Benoît Loutrel, membre du collège de l'Autorité de régulation de la communication audiovisuelle et numérique (Arcom), rappelle de son côté que l'Europe n'a pas caractérisé ce qu'était un contenu légal : "Il y a ce qui est manifestement illicite, ce qui est licite et ce qui se plaide." L'Arcom n'a en outre aucun pouvoir de supprimer un contenu spécifique sur une plateforme soumise au DSA. Et de souligner que "les plateformes ne sont qu'une partie du sujet, il y a un enjeu d'éducation et de citoyenneté numérique, de la maternelle au grand âge".
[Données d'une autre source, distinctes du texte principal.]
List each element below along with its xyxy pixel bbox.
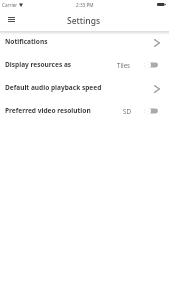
button[interactable]: Preferred video resolution	[0, 99, 169, 122]
staticText: Notifications	[5, 37, 48, 46]
button[interactable]: Toggle	[144, 61, 158, 69]
staticText: 2:33 PM	[76, 2, 94, 8]
button[interactable]: Default audio playback speed	[0, 76, 169, 99]
button[interactable]: Display resources as	[0, 53, 169, 76]
staticText: Carrier	[2, 2, 18, 8]
staticText: Display resources as	[5, 60, 72, 69]
staticText: Settings	[67, 15, 101, 27]
button[interactable]: Toggle	[144, 107, 158, 115]
staticText: Preferred video resolution	[5, 106, 91, 115]
staticText: Tiles	[117, 61, 131, 69]
button[interactable]: Menu	[3, 12, 20, 27]
staticText: Default audio playback speed	[5, 83, 102, 92]
button[interactable]: Notifications	[0, 30, 169, 53]
staticText: SD	[123, 107, 131, 115]
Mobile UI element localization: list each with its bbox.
› L'IA en bonne place dans les priorités de la Cnil

La Cnil a récemment publié un plan stratégique définissant ses priorités de régulation pour la période 2025-2028. Il s'articule autour de quatre axes.

- Promouvoir une intelligence artificielle éthique et respectueuse des droits. Cela implique de clarifier le cadre juridique applicable à l'IA, de sensibiliser le grand public aux enjeux de l'IA, et de contrôler la conformité des systèmes d'IA, comme la vidéoprotection augmentée des collectivités.

Protéger les mineurs et leurs données dans l'univers numérique. La Cnil prévoit d'accroître sa présence sur le terrain auprès des enfants, des parents et des prescripteurs, et de contrôler les opérateurs proposant des services en ligne au public mineur. Elle veut développer les partenariats, notamment avec les collectivités.

- Renforcer la cybersécurité pour accroître la confiance dans le numérique. Cela inclut l'accompagnement des individus et des organisations face aux violations de données et le renforcement du respect des règles en matière de sécurité par le contrôle et la sanction.

- Mettre en œuvre des actions ciblées sur des usages numériques du quotidien. Cela inclut la poursuite du plan d'action relatif aux applications mobiles et l'accompagnement du développement de systèmes d'identité numérique respectueux de la vie privée.